Accuracies in recall of nonsmoking status of our subjects (>0.95) and selection bias for the cases and community referents have been addressed in another paper about ETS and lung cancer (Tse et al, 2009b). Misclassification of self-reported occupational exposures is a concern because the workers might not accurately identify the specific hazards in their working environments, but these are likely to be nondifferential between cases and referents, resulting in under-estimation of risk. Also, it is difficult to detangle the effects of different job tasks when workers were employed in several occupations during their lifetimes and thus potentially exposed to multiple chemical substances, which indeed may occur even if only one occupation was involved. We are aware that using ‘ever exposure’ might not be a good measurement to quantify the independent effect of an occupational exposure. This study is, therefore, only preliminary and needs confirmation.

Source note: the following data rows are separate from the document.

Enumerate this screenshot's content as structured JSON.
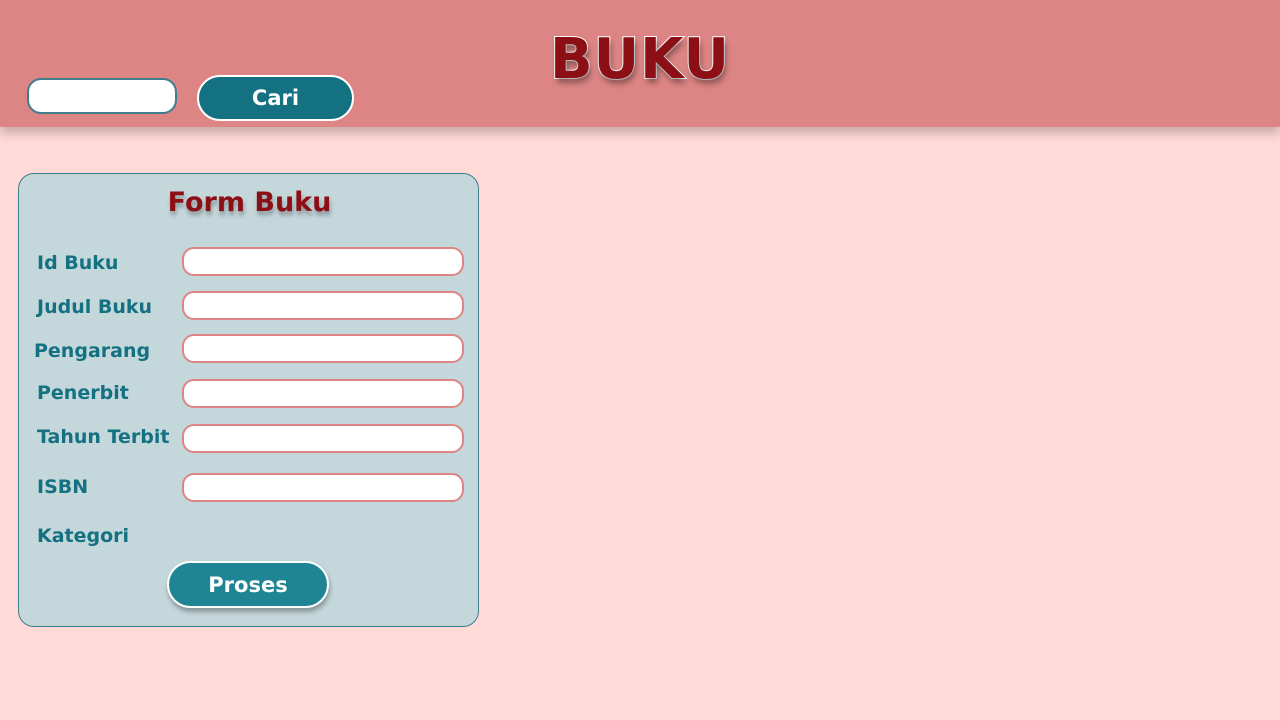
{
  "header": {
    "title": "BUKU",
    "search": {
      "value": "",
      "placeholder": ""
    },
    "search_button_label": "Cari"
  },
  "form": {
    "title": "Form Buku",
    "fields": [
      {
        "label": "Id Buku",
        "value": ""
      },
      {
        "label": "Judul Buku",
        "value": ""
      },
      {
        "label": "Pengarang",
        "value": ""
      },
      {
        "label": "Penerbit",
        "value": ""
      },
      {
        "label": "Tahun Terbit",
        "value": ""
      },
      {
        "label": "ISBN",
        "value": ""
      },
      {
        "label": "Kategori"
      }
    ],
    "submit_label": "Proses"
  },
  "colors": {
    "header_bg": "#dc8584",
    "page_bg": "#ffdad7",
    "panel_bg": "#c4d7db",
    "accent_teal": "#137181",
    "title_red": "#8b0f14"
  }
}
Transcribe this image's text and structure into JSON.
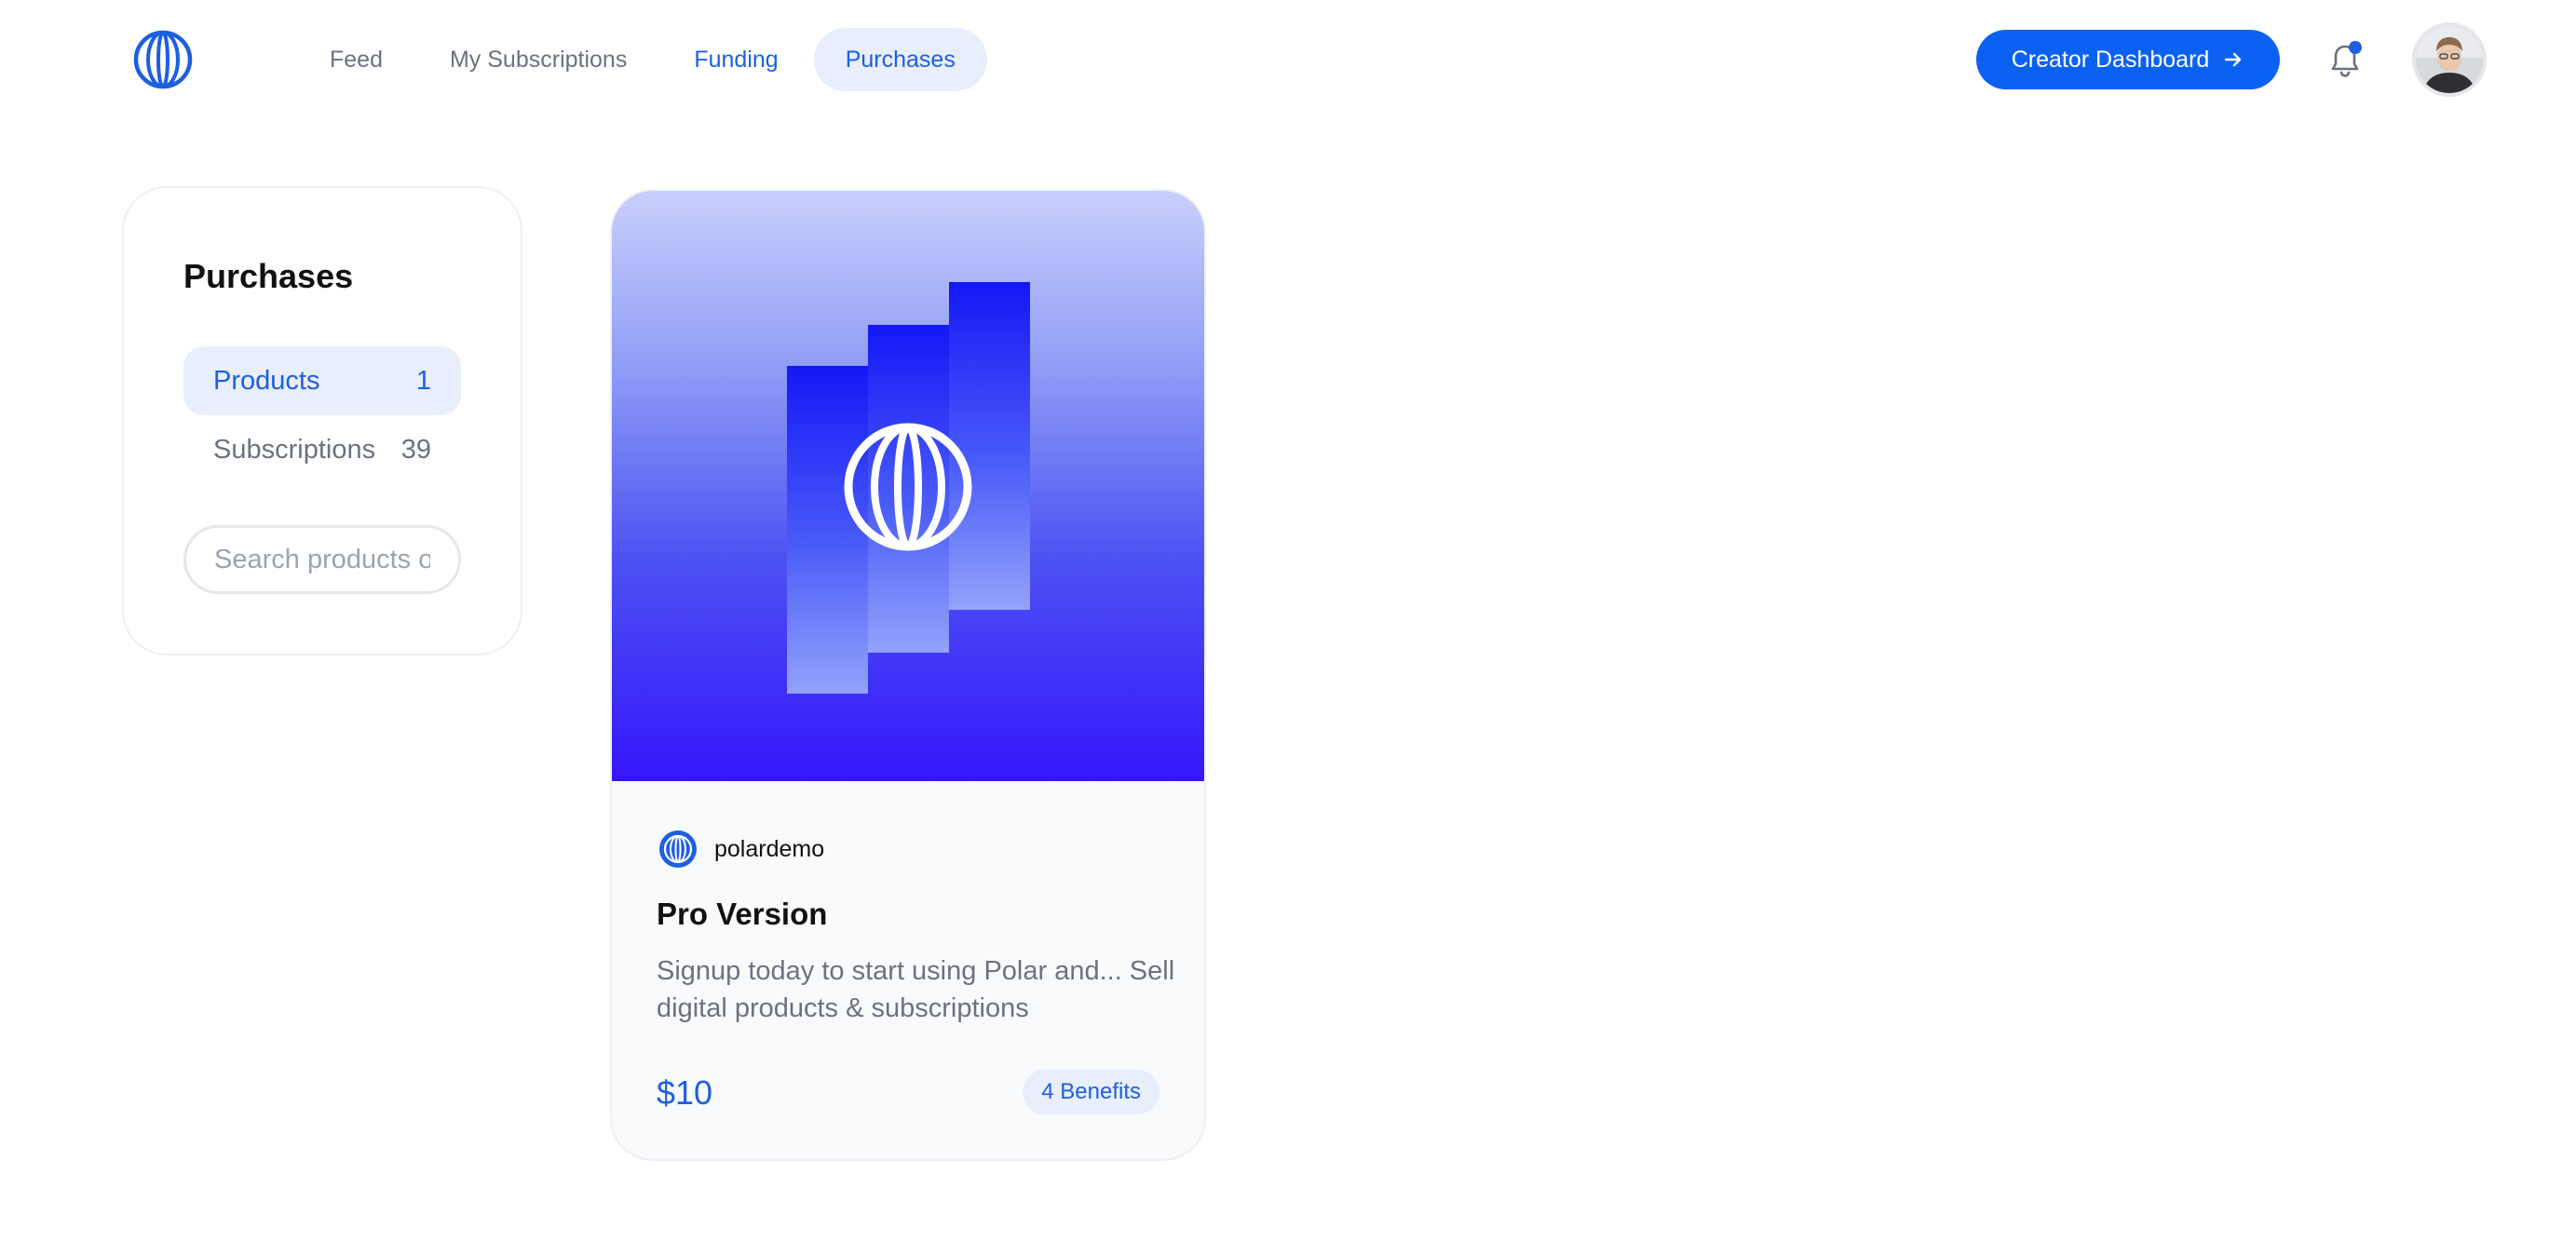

To further evaluate the potential recall and/or interviewer bias, we interviewed a subgroup of 45 proxy respondents (e.g. spouse) 2 months after the initial interview and found the overall agreement on occupational exposures was excellent (κ=0.72). The test–retest reliability for the same respondents was also very good for both cases (κ=0.65) and referents (κ=0.60). We further interviewed a special group of 64 inpatient referents (who had to undergo surgical operations for suspected lung cancer and were treated as lung cancer cases at the interviews, but eventually were diagnosed as not suffering from lung cancer) who showed a lower proportion of occupational exposures than the confirmed lung cancer cases, suggesting that any interviewer or recall bias was not a major issue.

Our study found that men employed as ‘bricklayers, carpenters, and other construction workers’ and those who had ever been occupationally exposed to silica dust, diesel exhaust, and painting work were associated with an increased risk of all lung cancers, and the effects were independent of smoking.